Ces microalgues, qui produisent près du quart du dioxygène de la planète, ont une capacité étonnante à s'adapter à leur environnement. Étoiles à trois branches, elles flottent dans des eaux de surface riches en nutriments mais si ceux-ci viennent à manquer, elles adoptent une forme allongée et resserrée aux extrémités qui facilite leur plongée dans les eaux profondes, où elles trouveront d'autres ressources. Ces « écotypes » différenciés peuvent certes être étudiés à la lumière du génome et de l'expression des gènes mais le FIB-SEM donne accès à l'échelle intermédiaire entre celles de la biologie cellulaire et de la biologie structurale.  

Agrandissements successifs de la structures des membranes photosynthétiques (vert)  d'une diatomée.

Pour explorer la réponse des microalgues à des contraintes environnementales, les chercheurs ont également étudié des algues phagocytées par du plancton animal (radiolaire).  « L'hôte les fertilise en leur apportant des nutriments et des minéraux, explique le biologiste, mais il provoque aussi un stress qui empêche les algues de se diviser. Elles grossissent et leurs chloroplastes se développent, permettant une production de sucres qui sont prélevés par l'hôte. » Un flux de carbone est en effet observé de l'algue vers l'hôte grâce à un marquage radioactif.

Et ensuite ?

 « L'avenir est à la microscopie corrélative associant FIB-SEM, microscopie de fluorescence et cryo-microscopie électronique en transmission, conclut Denis Falconet.
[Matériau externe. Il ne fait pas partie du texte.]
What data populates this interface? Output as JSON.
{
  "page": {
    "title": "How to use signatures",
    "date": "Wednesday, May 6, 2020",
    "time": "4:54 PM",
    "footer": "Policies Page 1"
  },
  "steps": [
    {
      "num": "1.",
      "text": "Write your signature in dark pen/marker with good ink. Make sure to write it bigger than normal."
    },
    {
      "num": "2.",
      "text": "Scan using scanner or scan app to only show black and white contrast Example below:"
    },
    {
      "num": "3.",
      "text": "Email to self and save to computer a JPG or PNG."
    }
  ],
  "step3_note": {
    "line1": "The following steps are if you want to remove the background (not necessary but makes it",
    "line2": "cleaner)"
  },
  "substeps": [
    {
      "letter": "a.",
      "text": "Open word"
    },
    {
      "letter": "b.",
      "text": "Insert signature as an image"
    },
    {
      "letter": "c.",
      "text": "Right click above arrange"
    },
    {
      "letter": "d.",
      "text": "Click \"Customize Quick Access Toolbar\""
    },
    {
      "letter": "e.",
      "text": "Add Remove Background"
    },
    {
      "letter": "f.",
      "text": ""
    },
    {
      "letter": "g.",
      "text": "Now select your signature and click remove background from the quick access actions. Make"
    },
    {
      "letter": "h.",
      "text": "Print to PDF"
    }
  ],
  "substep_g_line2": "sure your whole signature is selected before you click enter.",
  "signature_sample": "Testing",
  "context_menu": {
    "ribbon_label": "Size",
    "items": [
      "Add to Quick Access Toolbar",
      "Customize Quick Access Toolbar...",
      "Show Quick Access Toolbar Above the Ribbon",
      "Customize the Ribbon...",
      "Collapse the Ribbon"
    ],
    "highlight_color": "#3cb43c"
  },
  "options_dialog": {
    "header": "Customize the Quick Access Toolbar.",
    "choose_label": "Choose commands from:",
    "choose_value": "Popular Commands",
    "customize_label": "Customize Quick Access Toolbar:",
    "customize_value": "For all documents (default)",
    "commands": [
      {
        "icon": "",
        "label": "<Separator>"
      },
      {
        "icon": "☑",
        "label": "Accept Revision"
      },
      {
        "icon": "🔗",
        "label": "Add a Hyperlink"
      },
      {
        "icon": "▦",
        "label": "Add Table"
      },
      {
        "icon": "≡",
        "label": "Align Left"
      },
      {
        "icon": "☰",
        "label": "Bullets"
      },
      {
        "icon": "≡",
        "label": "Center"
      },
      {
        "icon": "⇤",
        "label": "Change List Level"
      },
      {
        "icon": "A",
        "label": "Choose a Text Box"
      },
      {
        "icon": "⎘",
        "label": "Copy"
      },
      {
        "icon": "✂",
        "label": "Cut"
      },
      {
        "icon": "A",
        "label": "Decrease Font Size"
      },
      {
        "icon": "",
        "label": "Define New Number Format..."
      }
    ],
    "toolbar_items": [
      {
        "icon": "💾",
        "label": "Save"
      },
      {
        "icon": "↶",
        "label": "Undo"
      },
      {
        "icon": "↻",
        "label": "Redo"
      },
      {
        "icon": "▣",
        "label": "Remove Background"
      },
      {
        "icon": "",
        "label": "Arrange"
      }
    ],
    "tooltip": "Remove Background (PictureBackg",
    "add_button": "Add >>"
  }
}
Pour localiser les produits de l'expression des gènes (protéines) dans les sous-structures cellulaires, il sera intéressant de pouvoir superposer des images de protéine fluorescente (GFP) à celles de FIB-SEM. » Ces outils permettront par exemple de documenter plus précisément l'apparition de gouttelettes lipidiques au cours du métabolisme de diatomées soumises à un stress spécifique.

Autre piste d'amélioration : les biologistes souhaitent développer notamment la « cryo-microscopie FIB-SEM », c'est-à-dire l'observation de cellules congelées à basse température. Cette technique rend superflus les traitements chimiques de l'échantillon et élimine les artefacts associés. Quand le refroidissement de l'échantillon a lieu rapidement ou sous forte pression, la glace est en effet amorphe. Mais dans ce cas, le contraste de SEM est médiocre et la méthodologie doit encore être améliorée.

Enfin, les chercheurs souhaitent accélérer les temps d'acquisition et de traitement des données pour disposer de reconstructions dans des délais raisonnables. L'objectif est de gagner un facteur dix, en ramenant la durée d'analyse de soixante heures typiquement à six. Une révolution est en marche…

ATP : l'adénosine triphosphate fournit l'énergie nécessaire aux réactions du métabolisme.

Chloroplaste : cet organite contenant de la chlorophylle assure la photosynthèse chez les végétaux.

Diatomée : cette algue brune unicellulaire de 2 microns à 1 millimètre, présente dans tous les milieux aquatiques, est enveloppée par un squelette externe siliceux. Elle est prédominante dans le plancton en eaux froides et tempérées.

GFP : Green Fluorescent Protein. La protéine fluorescente verte permet d'observer des protéines dans une cellule vivante.

Mitochondrie : lieu de la respiration, cet organite intracellulaire joue un rôle clé dans la production d'énergie nécessaire à la cellule.